Despite some significant challenges in bringing effective personalized medicine approaches to the clinic, cancer treatment is one area in which personalized medicine and molecularly-targeted therapies have begun to come to fruition already.  In addition to Gleevec, which effectively targets the BCR-ABL fusion protein that is characteristic of chronic myelogenous leukemia (CML) in humans, Herceptin is important in the treatment of the subset of breast cancer patients whose cancers have substantial expression of the "Her2/Neu" protein.

However, these molecularly targeted therapies that focus on specific proteins important to the causation and maintenance of a subset of cancer cases are only available for a small percentage of all cancers.  To move closer to truly targeted therapy (which hopefully would have less severe side effects than current approaches with relatively non-specific cytotoxic drugs and radiation), we must know more about the relatively complicated changes in the DNA of the cancer cell.

Although it frequently seems like the more we learn about cancer the more complex the problem becomes, a paper published in the online edition of Science today makes a significant contribution to our knowledge of what goes awry in the development of breast and colon cancers.  (Although the full paper is available only by subscription, there is a press release with more information about the findings at the HHMI website

In this work, groups led by Giovanni Parmigiani, Kenneth Kinzler, Victor Velculescu, and Bert Vogelstein utilized a high-throughput DNA sequencing approach to look at the coding sequences (the DNA sequence coding for protein sequence) of more than 18,000 genes in each of 11 different breast cancer cases and 11 colon cancer cases.  Utilizing a careful approach to determine that mutations occurred somatically in the development of the cancer (as opposed to being polymorphisms present in all of the DNA of the individual at birth), the study basically showed that an impressively high percentage of the genes had a non-silent mutation (i.e., one that altered the protein coding sequence) in at least 1 cancer case: 9.4% of the total number of genes analyzed.  Putative cancer-related genes were evaluated in another set of cancers.  There were a total of 280 genes (equally distributed between breast and colon cancers) in all that were validated by the presence of mutations in both the initial cancer set and the validation tumor set.  Further analyses were performed to assess the plausibility that these genes were mutated more often in the cancers than would be predicted by chance. 
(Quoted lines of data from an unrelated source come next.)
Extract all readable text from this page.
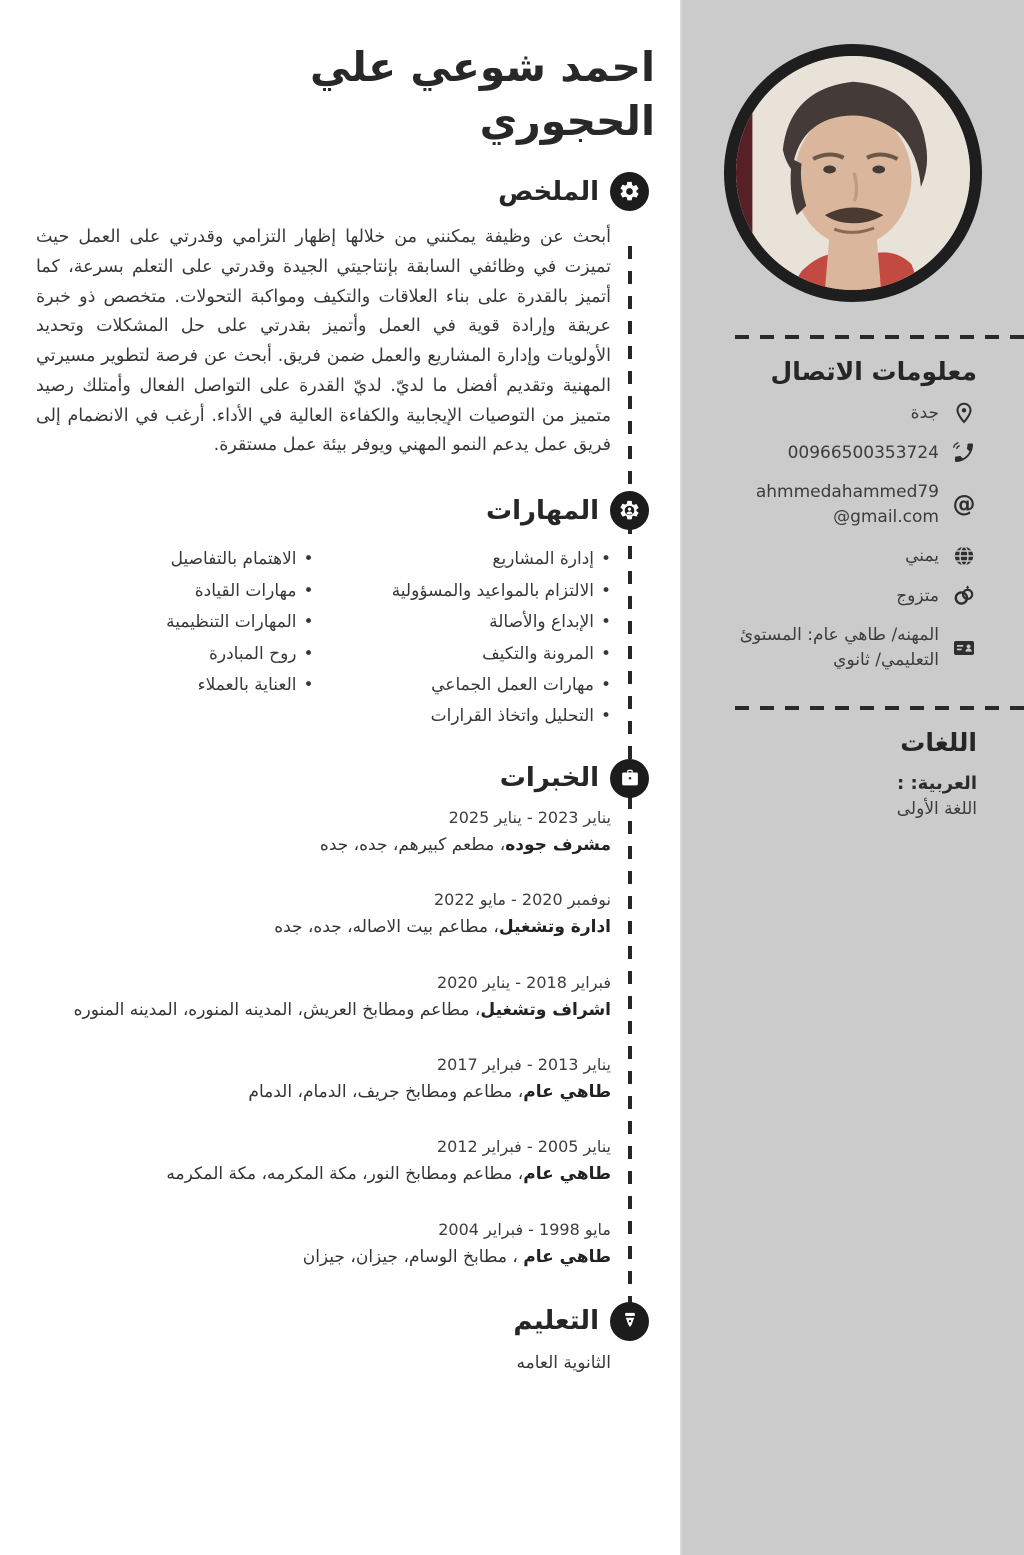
احمد شوعي علي الحجوري
الملخص

أبحث عن وظيفة يمكنني من خلالها إظهار التزامي وقدرتي على العمل حيث تميزت في وظائفي السابقة بإنتاجيتي الجيدة وقدرتي على التعلم بسرعة، كما أتميز بالقدرة على بناء العلاقات والتكيف ومواكبة التحولات. متخصص ذو خبرة عريقة وإرادة قوية في العمل وأتميز بقدرتي على حل المشكلات وتحديد الأولويات وإدارة المشاريع والعمل ضمن فريق. أبحث عن فرصة لتطوير مسيرتي المهنية وتقديم أفضل ما لديّ. لديّ القدرة على التواصل الفعال وأمتلك رصيد متميز من التوصيات الإيجابية والكفاءة العالية في الأداء. أرغب في الانضمام إلى فريق عمل يدعم النمو المهني ويوفر بيئة عمل مستقرة.

المهارات
• إدارة المشاريع
• الالتزام بالمواعيد والمسؤولية
• الإبداع والأصالة
• المرونة والتكيف
• مهارات العمل الجماعي
• التحليل واتخاذ القرارات
• الاهتمام بالتفاصيل
• مهارات القيادة
• المهارات التنظيمية
• روح المبادرة
• العناية بالعملاء
الخبرات
يناير 2023 - يناير 2025
مشرف جوده، مطعم كبيرهم، جده، جده
نوفمبر 2020 - مايو 2022
ادارة وتشغيل، مطاعم بيت الاصاله، جده، جده
فبراير 2018 - يناير 2020
اشراف وتشغيل، مطاعم ومطابخ العريش، المدينه المنوره، المدينه المنوره
يناير 2013 - فبراير 2017
طاهي عام، مطاعم ومطابخ جريف، الدمام، الدمام
يناير 2005 - فبراير 2012
طاهي عام، مطاعم ومطابخ النور، مكة المكرمه، مكة المكرمه
مايو 1998 - فبراير 2004
طاهي عام ، مطابخ الوسام، جيزان، جيزان
التعليم

الثانوية العامه

معلومات الاتصال
جدة
00966500353724
@
ahmmedahammed79@gmail.com
يمني
متزوج
المهنه/ طاهي عام: المستوئ التعليمي/ ثانوي
اللغات
العربية: :
اللغة الأولى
Although it is not news that cancer is a genetic disease associated with the accumulation of mutations in several key genes (that presumably differ by tumor/tissue type), the high-throughput resequencing approach utilized in this work suggests much more complexity in the mutated cancer genome than was previously recognized.  By plotting a score related to gene mutation frequency for each gene on something resembling a topographical map, the authors point out that while there are certainly still several "mountains" that appear to likely to be very important in cancer development, perhaps the more striking feature is an extremely high number of "hills" (genes mutated at a much lower frequency in a given cancer type, but which still likely play a role in causation or maintenance). 

Although some may suggest that the authors are making mountains out of molehills, I believe that their interpretation is likely correct.  The ability to sequence virtually the entire coding genome of a tumor is very exciting; with the coming drop in sequencing costs, this could be more realistically applied to individual patient tumors in a clinical context.  The hard part will be devising strategies to act on this information in a way that improves clinical outcomes.  However, as the authors suggest, many of the "hills" can be grouped into one of a small number of biochemical pathways.  Future studies will no doubt assess whether drugs targeting these pathways can be applied on a rational basis based on high-throughput sequencing of patient tumor DNA.